The Bank for International Settlements capital requirements for bank exposures to central counterparties paper came into force on 1 January 2017. Read the full text of the paper here. The final standard differs from the interim requirements by:

  • including a single approach for calculating capital requirements for a bank's exposure that arises from its contributions to the mutualised default fund of a qualifying CCP (QCCP);
  • employing the standardised approach for counterparty credit risk (as opposed to the Current Exposure Method) to measure the hypothetical capital requirement of a CCP;
  • including an explicit cap on the capital charges applicable to a bank's exposures to a QCCP;
  • specifying how to treat multi-level client structures whereby an institution clears its trades through intermediaries linked to a CCP; and
  • incorporating responses to frequently asked questions posed to the Basel Committee in the course of its work on the final standard.


Important provisions

192. Where a bank acts as a clearing member of a CCP for its own purposes, a risk weight of 2% must be applied to the bank’s trade exposure to the CCP in respect of OTC derivatives, exchange-traded derivative transactions, SFTs and long-settlement transactions. Where the clearing member offers clearing services to clients, the 2% risk weight also applies to the clearing member’s trade exposure to the CCP that arises when the clearing member is obligated to reimburse the client for any losses suffered due to changes in the value of its transactions in the event that the CCP defaults. The risk weight applied to collateral posted to the CCP by the bank must be determined in accordance with paragraphs 200-202.
[...]
197. Where a bank is a client of a clearing member, and enters into a transaction with the clearing member acting as a financial intermediary (ie the clearing member completes an offsetting transaction with a CCP), the client’s exposures to the clearing member may receive the treatment in paragraphs 192 to 194 of this Annex if the two conditions below are met.
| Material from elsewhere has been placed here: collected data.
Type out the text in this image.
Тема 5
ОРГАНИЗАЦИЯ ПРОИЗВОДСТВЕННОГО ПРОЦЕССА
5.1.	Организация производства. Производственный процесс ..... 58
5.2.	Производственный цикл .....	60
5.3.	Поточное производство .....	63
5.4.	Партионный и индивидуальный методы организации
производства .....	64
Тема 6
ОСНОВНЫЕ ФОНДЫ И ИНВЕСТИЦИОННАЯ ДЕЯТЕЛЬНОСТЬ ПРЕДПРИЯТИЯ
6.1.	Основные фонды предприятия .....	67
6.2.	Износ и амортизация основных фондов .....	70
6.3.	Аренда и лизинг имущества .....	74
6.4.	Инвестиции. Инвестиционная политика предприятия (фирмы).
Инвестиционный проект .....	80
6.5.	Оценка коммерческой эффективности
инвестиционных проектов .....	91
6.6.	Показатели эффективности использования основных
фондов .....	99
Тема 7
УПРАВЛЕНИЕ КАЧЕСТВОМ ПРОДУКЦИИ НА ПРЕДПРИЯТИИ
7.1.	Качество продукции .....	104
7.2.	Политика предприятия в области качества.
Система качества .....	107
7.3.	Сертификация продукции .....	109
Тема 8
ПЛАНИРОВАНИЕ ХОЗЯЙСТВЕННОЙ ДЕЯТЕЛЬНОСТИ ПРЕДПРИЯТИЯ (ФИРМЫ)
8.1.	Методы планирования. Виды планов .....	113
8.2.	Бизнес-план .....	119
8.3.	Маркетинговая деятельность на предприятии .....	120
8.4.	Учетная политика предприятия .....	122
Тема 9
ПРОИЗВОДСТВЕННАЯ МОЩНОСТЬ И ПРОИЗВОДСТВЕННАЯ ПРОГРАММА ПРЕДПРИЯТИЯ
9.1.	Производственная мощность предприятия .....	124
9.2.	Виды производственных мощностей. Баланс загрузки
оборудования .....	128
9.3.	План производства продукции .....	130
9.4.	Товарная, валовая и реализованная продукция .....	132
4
Likewise, where a client enters into a transaction with the CCP, with a clearing member guaranteeing its performance, the client’s exposures to the CCP may receive the treatment in paragraph 192 to 194 if the conditions in (a) and (b) below are met.
The treatment in paragraph 192 to 194 may also apply to exposures of lower level clients to higher level clients in a multi-level client structure, provided that for all client levels in-between the conditions in (a) and (b) below are met.
(a) The offsetting transactions are identified by the CCP as client transactions and collateral to support them is held by the CCP and/or the clearing member, as applicable, under arrangements that prevent any losses to the client due to: (i) the default or insolvency of the clearing member, (ii) the default or insolvency of the clearing member’s other clients, and (iii) the joint default or insolvency of the clearing member and any of its other clients.[1]
The client must have conducted a sufficient legal review (and undertake such further review as necessary to ensure continuing enforceability) and have a well-founded basis to conclude that, in the event of legal challenge, the relevant courts and administrative authorities would find that such arrangements mentioned above would be legal, valid, binding and enforceable under the relevant laws of the relevant jurisdiction(s).
(b) Relevant laws, regulation, rules, contractual, or administrative arrangements provide that the offsetting transactions with the defaulted or insolvent clearing member are highly likely to continue to be indirectly transacted through the CCP, or by the CCP, if the clearing member defaults or becomes insolvent.[2] In such circumstances, the client positions and collateral with the CCP will be transferred at market value unless the client requests to close out the position at market value.

See also

306(1) - CRR Provision

References

  1. That is, upon the insolvency of the clearing member, there is no legal impediment (other than the need to obtain a court order to which the client is entitled) to the transfer of the collateral belonging to clients of a defaulting clearing member to the CCP, to one or more other surviving clearing members or to the client or the client’s nominee. National supervisors should be consulted to determine whether this is achieved based on particular facts and such supervisors should consult and communicate with other supervisors via the “frequently asked questions” process to ensure consistency.
  2. If there is a clear precedent for transactions being ported at a CCP and industry intent for this practice to continue, then these factors must be considered when assessing if trades are highly likely to be ported. The fact that CCP documentation does not prohibit client trades from being ported is not sufficient to say they are highly likely to be ported.